Development of the Estonian-Latvian Neural machine translation toolkit
Aivars.Berzins@tilde.com
The objective of the project was to develop artificial intelligence (AI) based Estonian-Latvian machine translation toolkit EstLat Translator by a combination of Tilde’s (LV) state-of-the-art machine translation technologies and Avatar’s (EE) extensive data pool and translation expertise.
The new toolkit addresses the market need for an efficient cross-border communication solution and creates new cross-border business opportunities. Both public and private entities benefits from the Estonian-Latvian-Estonian machine translation service. It provides both project partners with a unique product to expand their businesses and seize new market opportunities.
Main activities were:
- Analysis and specification that resulted in user requirement analysis, definition and prioritization of user stories, functional design and technical specifications.
- Industry research for data modelling – during this activity, the partners worked on the required data development activities. Significant resources were invested in data criteria modeling for data categories to be used as a part of complex systems, identification of suitable data sources for parallel and monolingual corpora, development of automatic and unsupervised data harvesting and preprocessing workflows, human evaluation and quality assurance, and processing of the data for development of neural machine translation engines.
- Neural Machine Translation (NMT) Training: this activity allowed to develop the Estonian-Latvian and Latvian-Estonian neural machine translation systems. The focus and the main objective of this activity was to develop machine translation systems by relying on linguistic resources collected and processed during the data acquisition activity.
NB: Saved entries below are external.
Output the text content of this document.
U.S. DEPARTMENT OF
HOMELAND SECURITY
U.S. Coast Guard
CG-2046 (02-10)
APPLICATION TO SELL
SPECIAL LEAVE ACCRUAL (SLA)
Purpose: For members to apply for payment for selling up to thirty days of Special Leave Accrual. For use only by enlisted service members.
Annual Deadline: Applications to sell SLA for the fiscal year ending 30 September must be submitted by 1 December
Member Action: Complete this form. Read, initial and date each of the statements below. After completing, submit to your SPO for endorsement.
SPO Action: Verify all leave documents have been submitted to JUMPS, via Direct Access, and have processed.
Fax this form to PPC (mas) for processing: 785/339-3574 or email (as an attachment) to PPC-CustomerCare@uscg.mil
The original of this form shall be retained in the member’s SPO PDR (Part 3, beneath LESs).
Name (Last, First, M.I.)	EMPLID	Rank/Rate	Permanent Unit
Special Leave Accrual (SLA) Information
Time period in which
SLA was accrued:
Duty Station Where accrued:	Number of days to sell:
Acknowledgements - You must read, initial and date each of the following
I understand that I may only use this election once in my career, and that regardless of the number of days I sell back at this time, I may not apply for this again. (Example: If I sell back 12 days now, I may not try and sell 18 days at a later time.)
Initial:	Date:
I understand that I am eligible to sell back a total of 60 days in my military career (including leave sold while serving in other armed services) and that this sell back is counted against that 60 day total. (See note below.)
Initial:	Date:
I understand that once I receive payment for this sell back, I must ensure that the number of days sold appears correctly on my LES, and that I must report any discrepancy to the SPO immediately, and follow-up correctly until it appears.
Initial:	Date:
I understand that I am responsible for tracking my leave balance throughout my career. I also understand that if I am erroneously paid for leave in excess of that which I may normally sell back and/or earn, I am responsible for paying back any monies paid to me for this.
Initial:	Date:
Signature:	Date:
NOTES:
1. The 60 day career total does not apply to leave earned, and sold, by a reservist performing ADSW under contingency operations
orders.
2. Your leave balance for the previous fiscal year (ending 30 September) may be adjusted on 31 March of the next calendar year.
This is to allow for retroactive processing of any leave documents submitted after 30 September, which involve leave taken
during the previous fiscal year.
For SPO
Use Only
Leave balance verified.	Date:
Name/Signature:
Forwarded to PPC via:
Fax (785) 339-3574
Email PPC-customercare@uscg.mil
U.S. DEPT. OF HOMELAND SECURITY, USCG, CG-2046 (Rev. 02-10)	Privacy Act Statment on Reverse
To address data sparsity, novel methods for handling rare and unknown phenomena (e.g. named entities and terminology) were studied and applied to hybridize the neural machine translation models. Furthermore, the machine translation models were deployed to enable dynamic (on-the-fly) adaptation of the models allowing to use domain-specific resources such as bilingual terminology and named entity dictionaries. Language-specific natural language processing methods were applied to improve and fine-tune the neural machine translation models (e.g. by using linguistic input features, improving rare named entities or term detection and processing quality, etc.).
- Development and deployment of the EstLat Translator. The main focus of this activity was to develop and deploy the EstLat Translator and all related services – a one-stop productivity tool for companies and the public sector with any functionality that may be needed for effective automated translation (between Estonian and Latvian) and computer-assisted translation via a management system for post-editing and direct translation orders.
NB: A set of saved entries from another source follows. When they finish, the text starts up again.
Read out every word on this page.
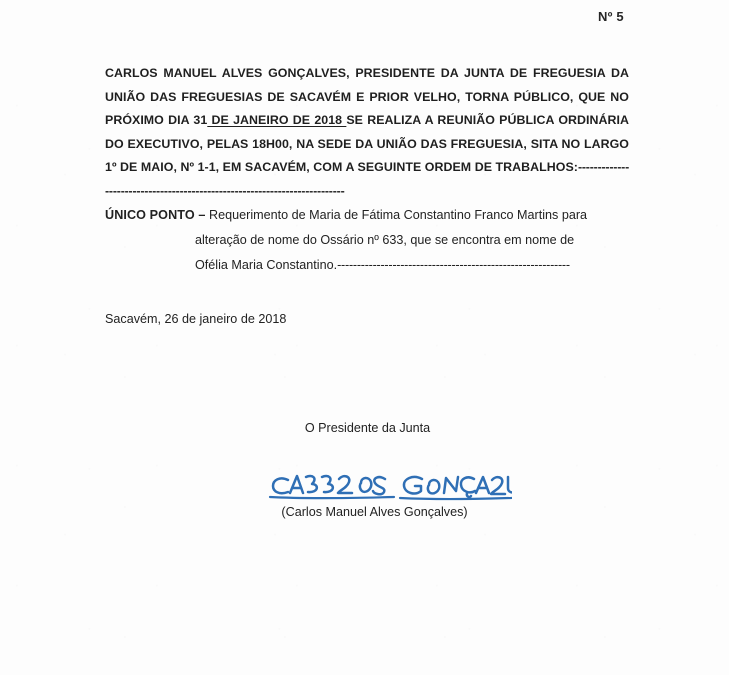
Nº 5
CARLOS MANUEL ALVES GONÇALVES, PRESIDENTE DA JUNTA DE FREGUESIA DA UNIÃO DAS FREGUESIAS DE SACAVÉM E PRIOR VELHO, TORNA PÚBLICO, QUE NO PRÓXIMO DIA 31 DE JANEIRO DE 2018 SE REALIZA A REUNIÃO PÚBLICA ORDINÁRIA DO EXECUTIVO, PELAS 18H00, NA SEDE DA UNIÃO DAS FREGUESIA, SITA NO LARGO 1º DE MAIO, Nº 1-1, EM SACAVÉM, COM A SEGUINTE ORDEM DE TRABALHOS:--------------------------------------------------------------------------
ÚNICO PONTO – Requerimento de Maria de Fátima Constantino Franco Martins para
alteração de nome do Ossário nº 633, que se encontra em nome de
Ofélia Maria Constantino.-----------------------------------------------------------
Sacavém, 26 de janeiro de 2018
O Presidente da Junta
(Carlos Manuel Alves Gonçalves)
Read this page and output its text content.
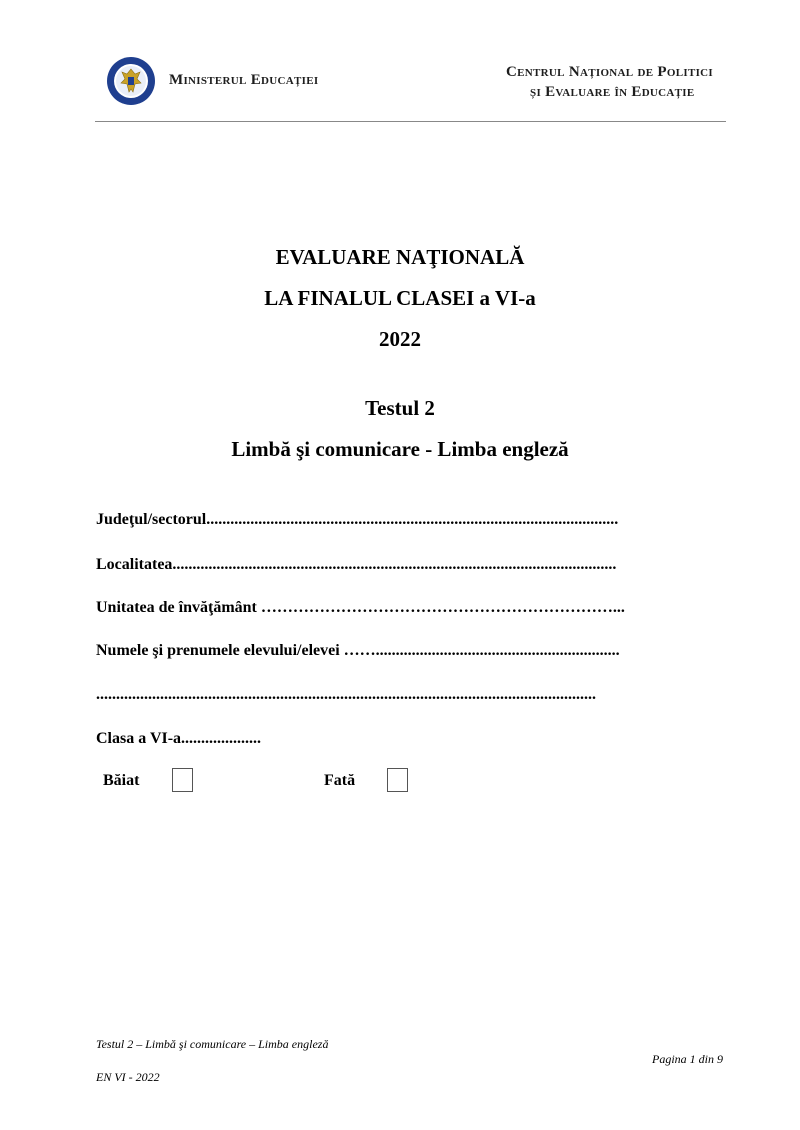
Ministerul Educației	Centrul Național de Politici
și Evaluare în Educație
EVALUARE NAŢIONALĂ
LA FINALUL CLASEI a VI-a
2022
Testul 2
Limbă şi comunicare - Limba engleză
Judeţul/sectorul.......................................................................................................
Localitatea...............................................................................................................
Unitatea de învăţământ …………………………………………………………...
Numele şi prenumele elevului/elevei …….............................................................
.............................................................................................................................
Clasa a VI-a....................
Băiat	Fată
Testul 2 – Limbă şi comunicare – Limba engleză
Pagina 1 din 9
EN VI - 2022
- Marketing and sales planning. This activity allowed to prepare a value proposition for the EstLat Translator according to a set of functions and usage scenarios of each function. Identification of the target groups, development of the marketing strategy and channels for reaching out to these groups were an integral part of all activities. For the marketing purposes, the partners employed various methodologies and tools: digital brochures and presentations, a common visual identity, digital marketing campaigns (Google Ads, LinkedIn, Facebook and others), e-mail marketing, press releases and the official launching event with prominent speakers like Ieva Ilves (Advisor on Digital Policy to the President of Latvia) and others.
The outcome of the project is the EstLat Translator toolkit. The new toolkit addresses the market need for an efficient cross-border communication solution, and will create new cross-border business opportunities.
Main achievements of the project:
- By combining the effort, experience and skills, successful and fruitful cooperation between Avatar and Tilde to develop a new service to offer more added value to the current customers and extend the services provided by both companies in Estonia and Latvia;
- Joint development of a public AI-based Estonian-Latvian machine translation toolkit. The toolkit gives access to simple text translation and entire document translation that preserves the original formatting, and any user has a possibility to request professional translation services. This also includes a sophisticated platform for professional users where it is possible to process simple translations, use a professional online translation environment with integrated CAT (Computer-Assisted Translation) tools, build and manage translation memories and manage translation orders.
- Successful marketing campaigns to reach out to a large audience and new customers in both partner countries.